Petrol-İş sendikasının, TİS süreçleri devam eden fabrikalarda grevlerin yasaklanması ihtimalinin göz önünde bulundurulması telkinlerini yaydığı belirtiliyor. Dolayısıyla TPİ’de yaşananlar hiç şaşırtıcı değil. Telkinle sınırlama ve fiili meşru mücadeleye sevk etmeme tutumu, greve hazırlanmama sonucunu doğuruyor. İşçinin hak arayışına patron ve devletten önce müdahale ediliyor oluşu, günümüzün icazetçi sendikal anlayışının örneklerinden biri sadece.
Tek tek bileşenleriyle, iktidarıyla, devletin tüm imkanlarıyla sermaye sınıfının, işçi sınıfına yönelik bu baskı ve saldırılarına karşı TİS sürecinde mücadeleye geçmek, milyonlarca emekçinin biriken öfkesini açığa çıkartacak eylemli bir hareket imkanıdır. Bunun farkında olan sermaye sınıfı işçiyi işsizlik sopasıyla açlığa ve yoksulluğa terk ederken, çözümsüzlük ve umutsuzluk yaymayı da sürdürüyor. Ekonomik nedenlerle her gün birden çok insan intihar ediyor. Kötü çalışma koşulları iş cinayetlerini beraberinde getiriyor. Her türlü baskı ve tehdit uygulamalarıyla sindirilmeye çalışılıyoruz.

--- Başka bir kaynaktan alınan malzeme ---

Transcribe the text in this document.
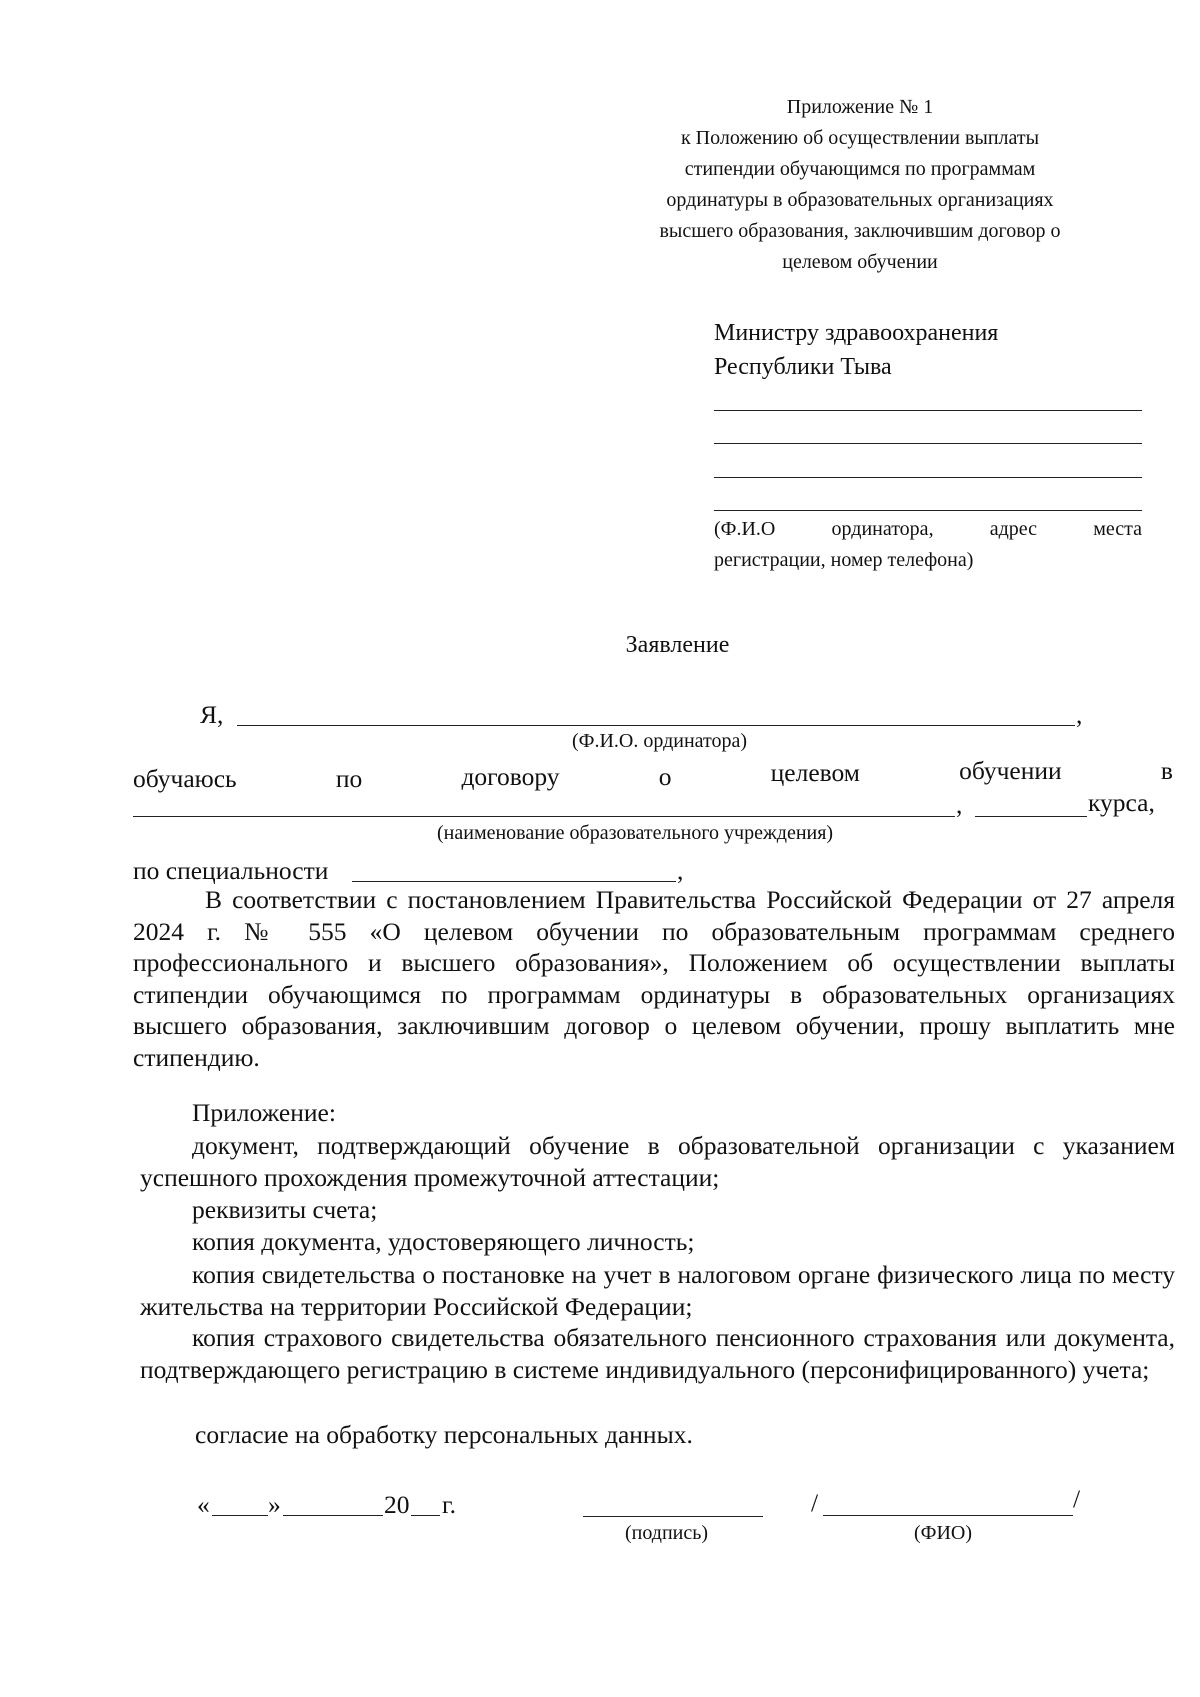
Приложение № 1
к Положению об осуществлении выплаты
стипендии обучающимся по программам
ординатуры в образовательных организациях
высшего образования, заключившим договор о
целевом обучении
Министру здравоохранения
Республики Тыва
(Ф.И.О	ординатора,	адрес	места
регистрации, номер телефона)
Заявление
Я,	,
(Ф.И.О. ординатора)
обучаюсь	по	договору	о	целевом	обучении	в
,	курса,
(наименование образовательного учреждения)
по специальности	,
В соответствии с постановлением Правительства Российской Федерации от 27 апреля 2024 г. № 555 «О целевом обучении по образовательным программам среднего профессионального и высшего образования», Положением об осуществлении выплаты стипендии обучающимся по программам ординатуры в образовательных организациях высшего образования, заключившим договор о целевом обучении, прошу выплатить мне стипендию.
Приложение:
документ, подтверждающий обучение в образовательной организации с указанием успешного прохождения промежуточной аттестации;
реквизиты счета;
копия документа, удостоверяющего личность;
копия свидетельства о постановке на учет в налоговом органе физического лица по месту жительства на территории Российской Федерации;
копия страхового свидетельства обязательного пенсионного страхования или документа, подтверждающего регистрацию в системе индивидуального (персонифицированного) учета;
согласие на обработку персональных данных.
« »	20 г.
(подпись)
/	/
(ФИО)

Bütün bu sorunları bir araya gelerek, ortak hareket ederek aşabilir, mücadeleyle yarını değiştirebiliriz. Tüm bunlardan yola çıkarak TPİ işçisinin bugün haklarımız ve geleceğimiz için GREV diyebilmesi, bizlere reva görülen bu koşulları kabul etmemesi gerekmektedir. Hiçbir şey için geç değildir. Asıl şimdi işçinin gücünü ortaya koymanın zamanıdır. Bizlerin ağırlaşan çalışma ve yaşam koşulları üzerinden zenginleşen TPİ patronuna, biz çalışmadığımızda onun hiçbir şey yapamayacağını göstermek için birleşelim, haklarımız için GREV diyelim!